Potresti affermare che allora c’era una sorta di sudditanza psicologica nei confronti della cultura anglosassone?
Non allora. Parlerei piuttosto di una lenta e meditata scoperta di qualcosa che istintivamente, forse geneticamente, mi apparteneva. Adesso, forse, sì: ma è una conseguenza della mediocrità culturale in cui l’italiano è stato da tempo condannato a vivere dalla sua classe dirigente e dall’ingombrante presenza di un sistema televisivo indegno per un paese civile.

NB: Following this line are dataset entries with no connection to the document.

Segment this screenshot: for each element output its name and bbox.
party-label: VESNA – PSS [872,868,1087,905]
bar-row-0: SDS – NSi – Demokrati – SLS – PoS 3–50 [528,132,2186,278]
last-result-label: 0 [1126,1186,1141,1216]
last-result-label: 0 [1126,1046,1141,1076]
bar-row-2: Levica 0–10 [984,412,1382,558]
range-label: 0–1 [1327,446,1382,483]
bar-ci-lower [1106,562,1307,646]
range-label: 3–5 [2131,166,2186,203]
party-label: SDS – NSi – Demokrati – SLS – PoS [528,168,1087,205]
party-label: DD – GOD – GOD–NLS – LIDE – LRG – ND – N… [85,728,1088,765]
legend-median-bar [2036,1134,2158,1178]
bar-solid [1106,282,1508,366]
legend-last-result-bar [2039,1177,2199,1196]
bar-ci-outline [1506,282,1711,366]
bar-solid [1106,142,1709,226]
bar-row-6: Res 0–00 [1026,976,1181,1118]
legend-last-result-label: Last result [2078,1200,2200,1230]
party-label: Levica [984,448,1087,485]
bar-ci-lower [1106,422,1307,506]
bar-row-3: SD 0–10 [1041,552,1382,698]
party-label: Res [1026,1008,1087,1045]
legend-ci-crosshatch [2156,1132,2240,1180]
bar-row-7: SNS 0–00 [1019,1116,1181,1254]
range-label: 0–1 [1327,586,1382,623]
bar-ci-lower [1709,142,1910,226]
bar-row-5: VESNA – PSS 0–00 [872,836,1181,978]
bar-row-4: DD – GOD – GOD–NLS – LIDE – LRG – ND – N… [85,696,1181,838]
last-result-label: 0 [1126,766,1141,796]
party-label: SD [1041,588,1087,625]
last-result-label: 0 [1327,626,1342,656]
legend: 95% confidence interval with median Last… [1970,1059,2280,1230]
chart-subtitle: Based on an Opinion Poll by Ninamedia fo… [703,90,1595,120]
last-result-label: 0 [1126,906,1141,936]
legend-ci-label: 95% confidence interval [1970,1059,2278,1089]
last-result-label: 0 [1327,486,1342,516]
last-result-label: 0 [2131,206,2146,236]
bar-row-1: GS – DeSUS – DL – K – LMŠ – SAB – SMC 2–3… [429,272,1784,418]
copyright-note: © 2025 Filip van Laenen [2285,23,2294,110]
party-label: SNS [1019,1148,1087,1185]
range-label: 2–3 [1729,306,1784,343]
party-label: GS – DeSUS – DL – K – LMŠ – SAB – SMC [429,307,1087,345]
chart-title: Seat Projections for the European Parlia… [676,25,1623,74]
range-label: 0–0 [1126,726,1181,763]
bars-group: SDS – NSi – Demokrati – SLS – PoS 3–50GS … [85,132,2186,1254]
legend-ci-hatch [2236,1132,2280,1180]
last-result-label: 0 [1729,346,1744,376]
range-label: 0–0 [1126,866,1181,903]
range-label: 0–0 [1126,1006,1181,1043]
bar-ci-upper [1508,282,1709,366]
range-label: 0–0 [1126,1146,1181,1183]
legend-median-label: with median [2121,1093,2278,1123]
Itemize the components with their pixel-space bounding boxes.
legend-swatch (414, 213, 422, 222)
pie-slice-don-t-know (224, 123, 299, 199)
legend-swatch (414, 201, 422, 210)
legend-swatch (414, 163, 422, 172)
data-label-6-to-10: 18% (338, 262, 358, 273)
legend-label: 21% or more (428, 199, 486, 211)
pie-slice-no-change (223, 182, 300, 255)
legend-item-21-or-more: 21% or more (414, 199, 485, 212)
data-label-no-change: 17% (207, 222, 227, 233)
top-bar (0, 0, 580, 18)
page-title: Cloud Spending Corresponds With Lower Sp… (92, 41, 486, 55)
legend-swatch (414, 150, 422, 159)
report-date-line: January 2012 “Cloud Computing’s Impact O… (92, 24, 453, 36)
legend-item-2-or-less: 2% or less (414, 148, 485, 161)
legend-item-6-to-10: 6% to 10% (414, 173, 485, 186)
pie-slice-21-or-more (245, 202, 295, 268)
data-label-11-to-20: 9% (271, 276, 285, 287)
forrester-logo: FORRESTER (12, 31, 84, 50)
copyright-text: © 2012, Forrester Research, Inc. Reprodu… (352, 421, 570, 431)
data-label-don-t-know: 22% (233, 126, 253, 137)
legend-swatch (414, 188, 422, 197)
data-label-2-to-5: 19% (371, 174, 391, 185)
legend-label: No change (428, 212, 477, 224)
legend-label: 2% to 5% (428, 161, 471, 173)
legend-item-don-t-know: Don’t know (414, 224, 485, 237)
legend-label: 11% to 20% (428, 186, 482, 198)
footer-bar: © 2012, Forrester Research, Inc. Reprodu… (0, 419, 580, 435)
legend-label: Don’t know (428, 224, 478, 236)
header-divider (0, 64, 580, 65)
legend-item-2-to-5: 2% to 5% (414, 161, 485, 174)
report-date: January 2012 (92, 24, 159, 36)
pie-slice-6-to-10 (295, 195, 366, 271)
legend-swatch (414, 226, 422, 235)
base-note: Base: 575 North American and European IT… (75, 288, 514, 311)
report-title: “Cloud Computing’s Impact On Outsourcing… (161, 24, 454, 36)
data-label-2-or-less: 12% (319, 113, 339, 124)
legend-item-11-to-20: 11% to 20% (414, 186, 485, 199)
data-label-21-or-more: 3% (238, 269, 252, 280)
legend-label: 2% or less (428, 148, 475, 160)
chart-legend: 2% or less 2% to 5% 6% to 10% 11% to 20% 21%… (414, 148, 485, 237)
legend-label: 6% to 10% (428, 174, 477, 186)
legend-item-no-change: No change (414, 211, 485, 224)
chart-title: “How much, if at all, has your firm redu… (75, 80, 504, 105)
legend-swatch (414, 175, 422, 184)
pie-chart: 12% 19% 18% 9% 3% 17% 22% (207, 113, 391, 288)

Com’è nata la legge del cinque e mezzo – tra le pagine “cult” del libro–. Puoi spiegarci in sintesi come funziona e perché il protagonista la applica?
Effettivamente è stata ripresa da un film con Alvaro Vitali, quindi non particolarmente raffinato come estrazione culturale. I protagonisti si divertivano a fare un “Totofemmina” ovvero ad applicare una gerarchia numerica alla bellezza femminile. L’abitudine di attribuire voti è diventata internazionale, non dimentichiamoci del film 10 con l’esordio di Bo Derek, a quel tempo considerata il massimo della bellezza femminile, un 10 appunto. La legge del “cinque e mezzo” è nata una era, durante una di quelle cene tra amici, caratterizzate dalla scarsa aulicità degli argomenti di conversazione, riunioni che non brillavano neanche per la raffinatezza del linguaggio usato e per la profondità dei concetti espressi: semplicemente si sostenevano le più disparate tesi sull’accettabilità o meno di esperienze sessuali con ragazze di vario grado estetico. La legge del “cinque e mezzo” e la sua alternativa “Teoria della bruttina” sono la sinopsi di quanto elaborato in quella riunione di “cervelli”. È stato un modo goliardico per sottolineare quanto può essere banale la mente dell’uomo medio(cre) e a quale basso livello morale e culturale si può scendere quando le riunioni conviviali vengono frequentate esclusivamente da elementi di sesso maschile.